It is not true that \[ \frac{a+b}{a+c}=\frac{b}{c} \] If it were, then I could pull a rabbit out of nowhere. Let's call this the rabbit rule.
\[ \frac{0}{1}=0 \ rabbits \]
If the rabbit rule were true
\[ 0=\frac{0}{1}=\frac{1+0}{1+1}=\frac{1}{2} \] Okay, so that's only half a rabbit. Picky, picky! But let's keep going: \[ \frac{1}{2}=\frac{1}{2}=\frac{1+1}{1+2}=\frac{2}{3} \] I'm slowly building a whole rabbit. In the limit (ah ha! we knew that there'd be some calculus in here somewhere...), as we do this over and over again forever, we get a whole rabbit.

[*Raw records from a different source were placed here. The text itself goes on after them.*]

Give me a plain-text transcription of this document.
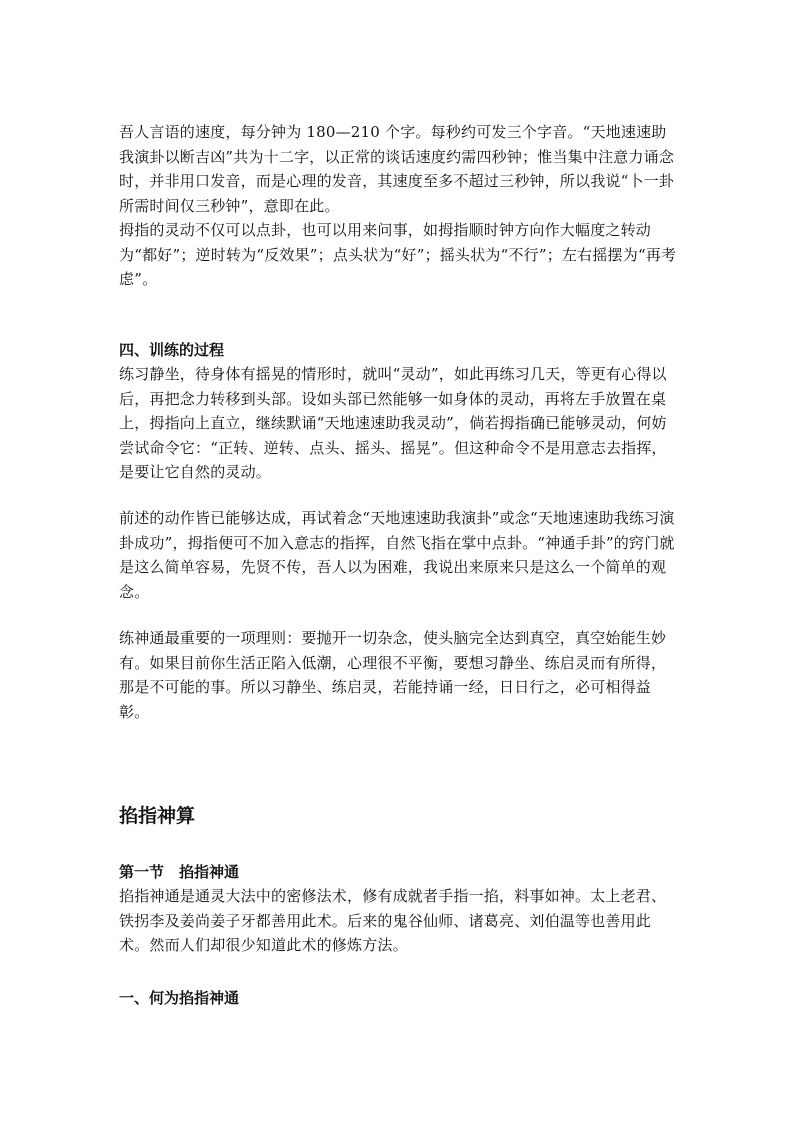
吾人言语的速度，每分钟为 180—210 个字。每秒约可发三个字音。“天地速速助我演卦以断吉凶”共为十二字，以正常的谈话速度约需四秒钟；惟当集中注意力诵念时，并非用口发音，而是心理的发音，其速度至多不超过三秒钟，所以我说“卜一卦所需时间仅三秒钟”，意即在此。

拇指的灵动不仅可以点卦，也可以用来问事，如拇指顺时钟方向作大幅度之转动为“都好”；逆时转为“反效果”；点头状为“好”；摇头状为“不行”；左右摇摆为“再考虑”。

四、训练的过程

练习静坐，待身体有摇晃的情形时，就叫“灵动”，如此再练习几天，等更有心得以后，再把念力转移到头部。设如头部已然能够一如身体的灵动，再将左手放置在桌上，拇指向上直立，继续默诵“天地速速助我灵动”，倘若拇指确已能够灵动，何妨尝试命令它：“正转、逆转、点头、摇头、摇晃”。但这种命令不是用意志去指挥，是要让它自然的灵动。

前述的动作皆已能够达成，再试着念“天地速速助我演卦”或念“天地速速助我练习演卦成功”，拇指便可不加入意志的指挥，自然飞指在掌中点卦。“神通手卦”的窍门就是这么简单容易，先贤不传，吾人以为困难，我说出来原来只是这么一个简单的观念。

练神通最重要的一项理则：要抛开一切杂念，使头脑完全达到真空，真空始能生妙有。如果目前你生活正陷入低潮，心理很不平衡，要想习静坐、练启灵而有所得，那是不可能的事。所以习静坐、练启灵，若能持诵一经，日日行之，必可相得益彰。

掐指神算

第一节　掐指神通

掐指神通是通灵大法中的密修法术，修有成就者手指一掐，料事如神。太上老君、铁拐李及姜尚姜子牙都善用此术。后来的鬼谷仙师、诸葛亮、刘伯温等也善用此术。然而人们却很少知道此术的修炼方法。

一、何为掐指神通
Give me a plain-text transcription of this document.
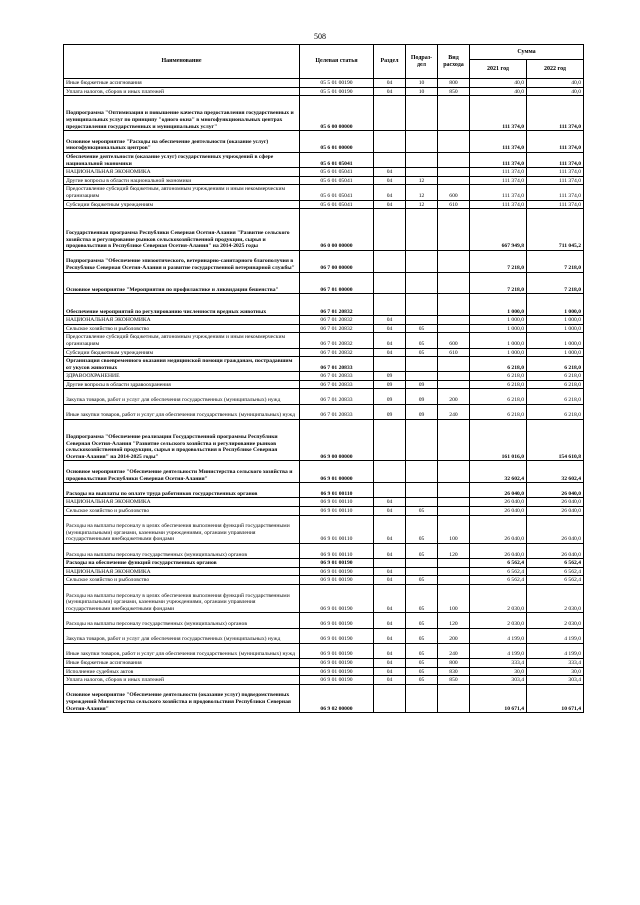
508
Наименование	Целевая статья	Раздел	Подраз-дел	Вид расхода	Сумма	
					2021 год	2022 год
Иные бюджетные ассигнования	05 5 01 00190	04	10	800	40,0	40,0
Уплата налогов, сборов и иных платежей	05 5 01 00190	04	10	850	40,0	40,0
Подпрограмма "Оптимизация и повышение качества предоставления государственных и муниципальных услуг по принципу "одного окна" в многофункциональных центрах предоставления государственных и муниципальных услуг"	05 6 00 00000				111 374,0	111 374,0
Основное мероприятие "Расходы на обеспечение деятельности (оказание услуг) многофункциональных центров"	05 6 01 00000				111 374,0	111 374,0
Обеспечение деятельности (оказание услуг) государственных учреждений в сфере национальной экономики	05 6 01 05041				111 374,0	111 374,0
НАЦИОНАЛЬНАЯ ЭКОНОМИКА	05 6 01 05041	04			111 374,0	111 374,0
Другие вопросы в области национальной экономики	05 6 01 05041	04	12		111 374,0	111 374,0
Предоставление субсидий бюджетным, автономным учреждениям и иным некоммерческим организациям	05 6 01 05041	04	12	600	111 374,0	111 374,0
Субсидии бюджетным учреждениям	05 6 01 05041	04	12	610	111 374,0	111 374,0
Государственная программа Республики Северная Осетия-Алания "Развитие сельского хозяйства и регулирование рынков сельскохозяйственной продукции, сырья и продовольствия в Республике Северная Осетия-Алания" на 2014-2025 годы	06 0 00 00000				667 949,8	711 045,2
Подпрограмма "Обеспечение эпизоотического, ветеринарно-санитарного благополучия в Республике Северная Осетия-Алания и развитие государственной ветеринарной службы"	06 7 00 00000				7 218,0	7 218,0
Основное мероприятие "Мероприятия по профилактике и ликвидации бешенства"	06 7 01 00000				7 218,0	7 218,0
Обеспечение мероприятий по регулированию численности вредных животных	06 7 01 20832				1 000,0	1 000,0
НАЦИОНАЛЬНАЯ ЭКОНОМИКА	06 7 01 20832	04			1 000,0	1 000,0
Сельское хозяйство и рыболовство	06 7 01 20832	04	05		1 000,0	1 000,0
Предоставление субсидий бюджетным, автономным учреждениям и иным некоммерческим организациям	06 7 01 20832	04	05	600	1 000,0	1 000,0
Субсидии бюджетным учреждениям	06 7 01 20832	04	05	610	1 000,0	1 000,0
Организация своевременного оказания медицинской помощи гражданам, пострадавшим от укусов животных	06 7 01 20833				6 218,0	6 218,0
ЗДРАВООХРАНЕНИЕ	06 7 01 20833	09			6 218,0	6 218,0
Другие вопросы в области здравоохранения	06 7 01 20833	09	09		6 218,0	6 218,0
Закупка товаров, работ и услуг для обеспечения государственных (муниципальных) нужд	06 7 01 20833	09	09	200	6 218,0	6 218,0
Иные закупки товаров, работ и услуг для обеспечения государственных (муниципальных) нужд	06 7 01 20833	09	09	240	6 218,0	6 218,0
Подпрограмма "Обеспечение реализации Государственной программы Республики Северная Осетия-Алания "Развитие сельского хозяйства и регулирование рынков сельскохозяйственной продукции, сырья и продовольствия в Республике Северная Осетия-Алания" на 2014-2025 годы"	06 9 00 00000				161 016,0	154 610,8
Основное мероприятие "Обеспечение деятельности Министерства сельского хозяйства и продовольствия Республики Северная Осетия-Алания"	06 9 01 00000				32 602,4	32 602,4
Расходы на выплаты по оплате труда работников государственных органов	06 9 01 00110				26 040,0	26 040,0
НАЦИОНАЛЬНАЯ ЭКОНОМИКА	06 9 01 00110	04			26 040,0	26 040,0
Сельское хозяйство и рыболовство	06 9 01 00110	04	05		26 040,0	26 040,0
Расходы на выплаты персоналу в целях обеспечения выполнения функций государственными (муниципальными) органами, казенными учреждениями, органами управления государственными внебюджетными фондами	06 9 01 00110	04	05	100	26 040,0	26 040,0
Расходы на выплаты персоналу государственных (муниципальных) органов	06 9 01 00110	04	05	120	26 040,0	26 040,0
Расходы на обеспечение функций государственных органов	06 9 01 00190				6 562,4	6 562,4
НАЦИОНАЛЬНАЯ ЭКОНОМИКА	06 9 01 00190	04			6 562,4	6 562,4
Сельское хозяйство и рыболовство	06 9 01 00190	04	05		6 562,4	6 562,4
Расходы на выплаты персоналу в целях обеспечения выполнения функций государственными (муниципальными) органами, казенными учреждениями, органами управления государственными внебюджетными фондами	06 9 01 00190	04	05	100	2 030,0	2 030,0
Расходы на выплаты персоналу государственных (муниципальных) органов	06 9 01 00190	04	05	120	2 030,0	2 030,0
Закупка товаров, работ и услуг для обеспечения государственных (муниципальных) нужд	06 9 01 00190	04	05	200	4 199,0	4 199,0
Иные закупки товаров, работ и услуг для обеспечения государственных (муниципальных) нужд	06 9 01 00190	04	05	240	4 199,0	4 199,0
Иные бюджетные ассигнования	06 9 01 00190	04	05	800	333,4	333,4
Исполнение судебных актов	06 9 01 00190	04	05	830	30,0	30,0
Уплата налогов, сборов и иных платежей	06 9 01 00190	04	05	850	303,4	303,4
Основное мероприятие "Обеспечение деятельности (оказание услуг) подведомственных учреждений Министерства сельского хозяйства и продовольствия Республики Северная Осетия-Алания"	06 9 02 00000				10 671,4	10 671,4
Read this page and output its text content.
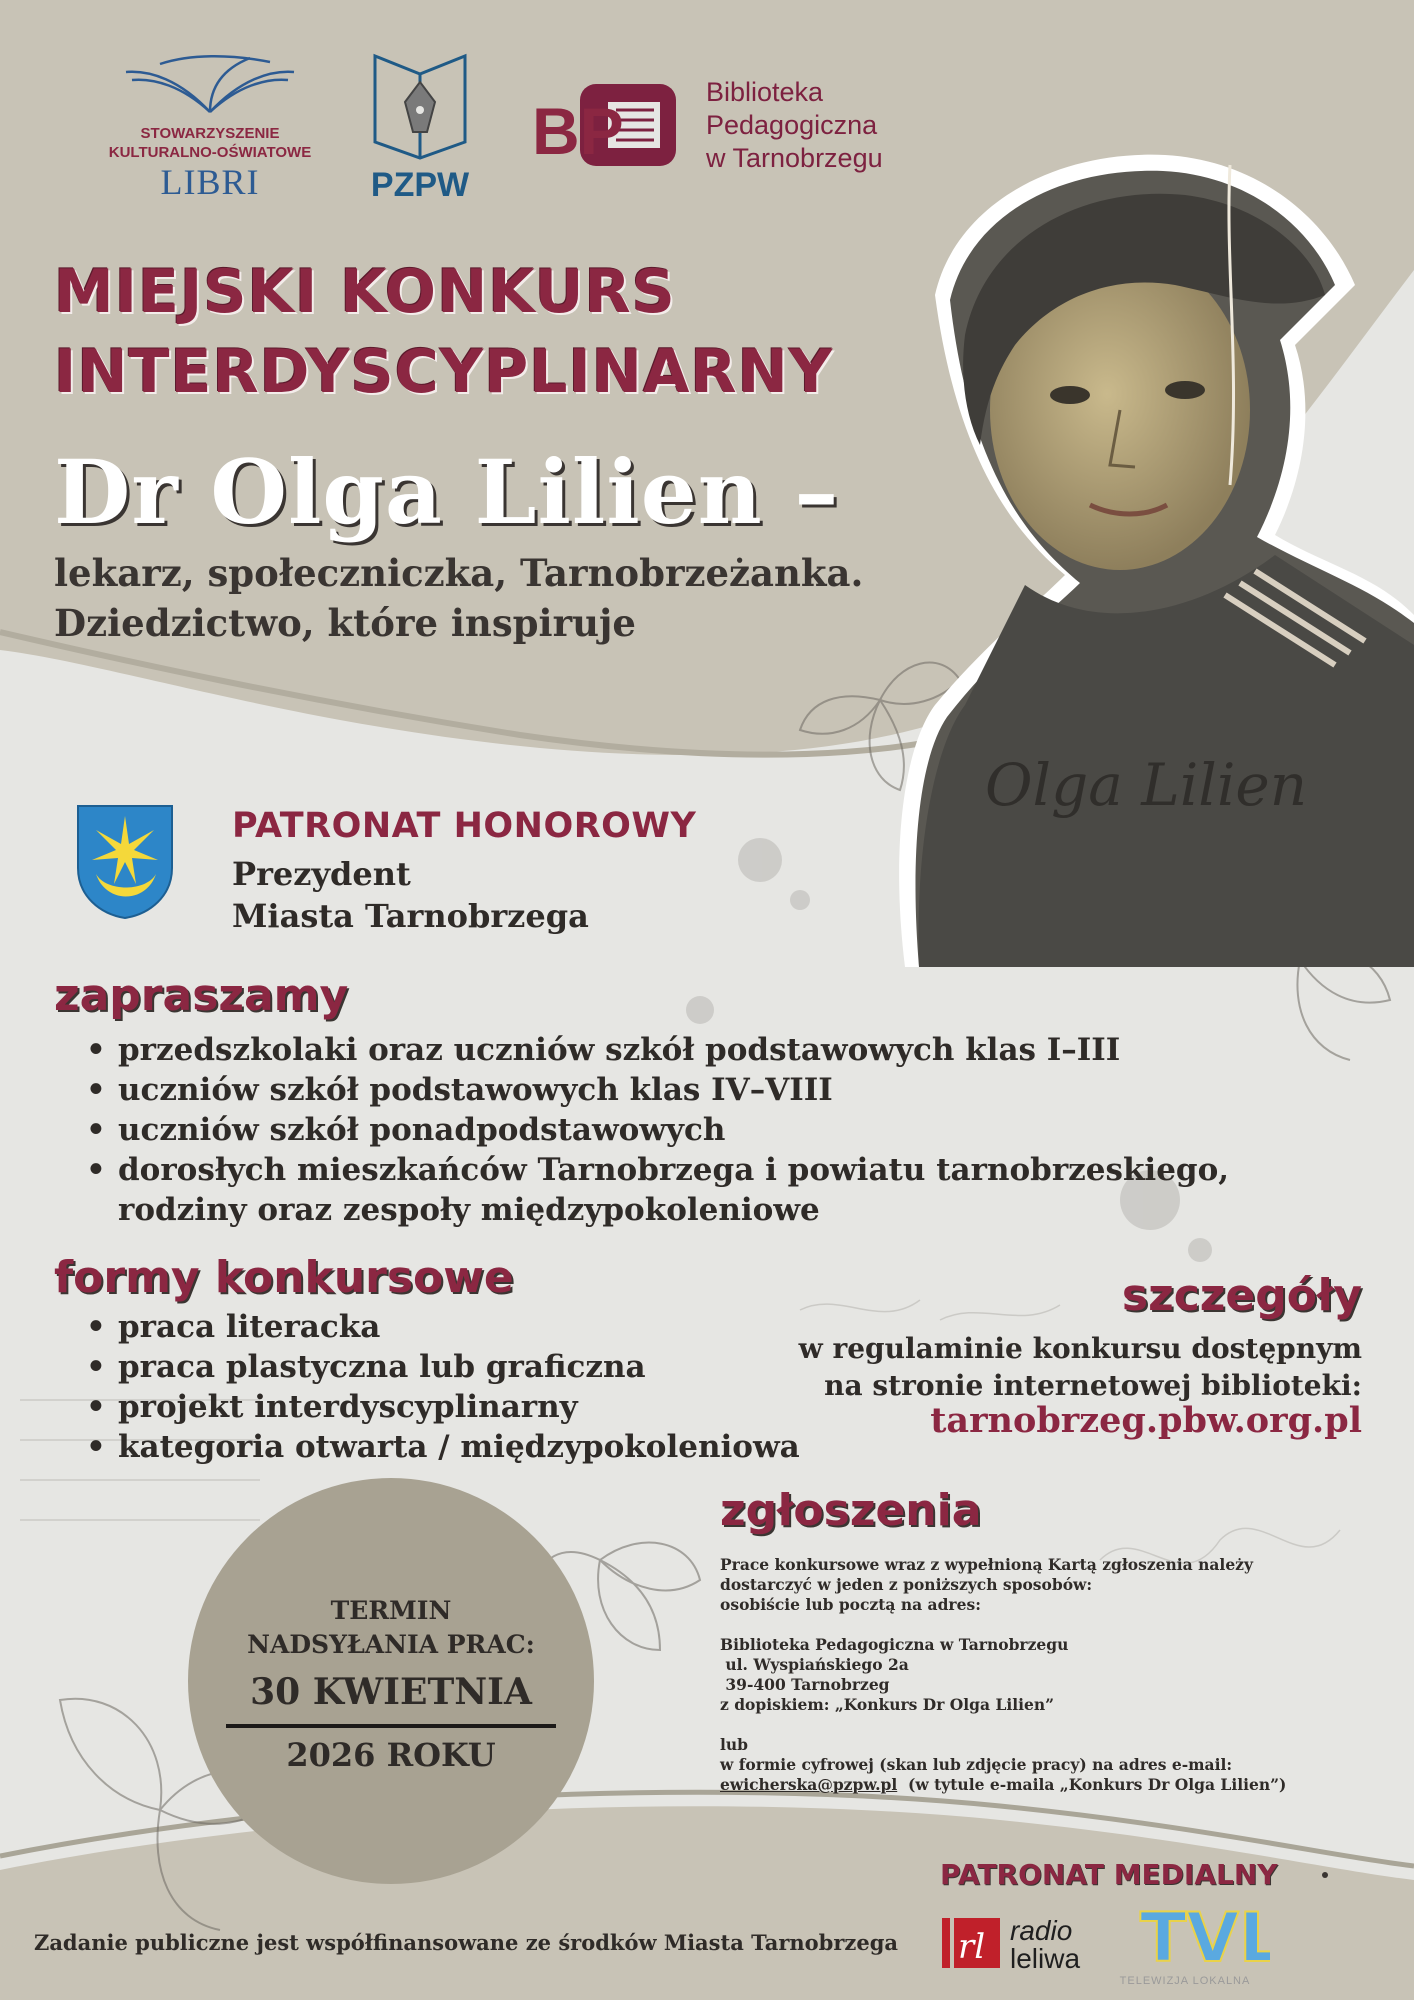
STOWARZYSZENIE
KULTURALNO-OŚWIATOWE
LIBRI	PZPW
BP
Biblioteka
Pedagogiczna
w Tarnobrzegu
MIEJSKI KONKURS
INTERDYSCYPLINARNY
Dr Olga Lilien –
lekarz, społeczniczka, Tarnobrzeżanka.
Dziedzictwo, które inspiruje
Olga Lilien
PATRONAT HONOROWY
Prezydent
Miasta Tarnobrzega
zapraszamy
• przedszkolaki oraz uczniów szkół podstawowych klas I–III
• uczniów szkół podstawowych klas IV–VIII
• uczniów szkół ponadpodstawowych
• dorosłych mieszkańców Tarnobrzega i powiatu tarnobrzeskiego, rodziny oraz zespoły międzypokoleniowe
formy konkursowe
• praca literacka
• praca plastyczna lub graficzna
• projekt interdyscyplinarny
• kategoria otwarta / międzypokoleniowa
szczegóły
w regulaminie konkursu dostępnym
na stronie internetowej biblioteki:
tarnobrzeg.pbw.org.pl
TERMIN
NADSYŁANIA PRAC:
30 KWIETNIA
2026 ROKU
zgłoszenia
Prace konkursowe wraz z wypełnioną Kartą zgłoszenia należy
dostarczyć w jeden z poniższych sposobów:
osobiście lub pocztą na adres:
Biblioteka Pedagogiczna w Tarnobrzegu
ul. Wyspiańskiego 2a
39-400 Tarnobrzeg
z dopiskiem: „Konkurs Dr Olga Lilien”
lub
w formie cyfrowej (skan lub zdjęcie pracy) na adres e-mail:
ewicherska@pzpw.pl  (w tytule e-maila „Konkurs Dr Olga Lilien”)
PATRONAT MEDIALNY
rl radio
leliwa TVL
TELEWIZJA LOKALNA
Zadanie publiczne jest współfinansowane ze środków Miasta Tarnobrzega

Lesson: Don't use the rabbit rule. It's a horrible rule for calculus (but perhaps this explains why rabbits are so prolific?).
Some people think that $(a+b)^2=a^2+b^2$. Ouch! I can use this rabbit rule to pull a rabbit out of my ... hat.
Let's start with 0 rabbits: \[ 0 = (-1+1)= (-1+1)^2 = (-1)^2+1^2 = 2\ rabbits \] Hey, a pair! A pair of rabbits! Now I'm really on to something, because they'll generate lots more rabbits....
This is more commonly abused as \[ (a+b)^\frac{1}{2}=a^\frac{1}{2}+b^\frac{1}{2} \] but is equally horrific.... Let's start with 0 rabbits: \[ 0 = (-1+1)= (-1+1)^\frac{1}{2} = (-1)^\frac{1}{2}+1^\frac{1}{2} = i+1\ rabbits \] We get complex rabbits. That's really strange!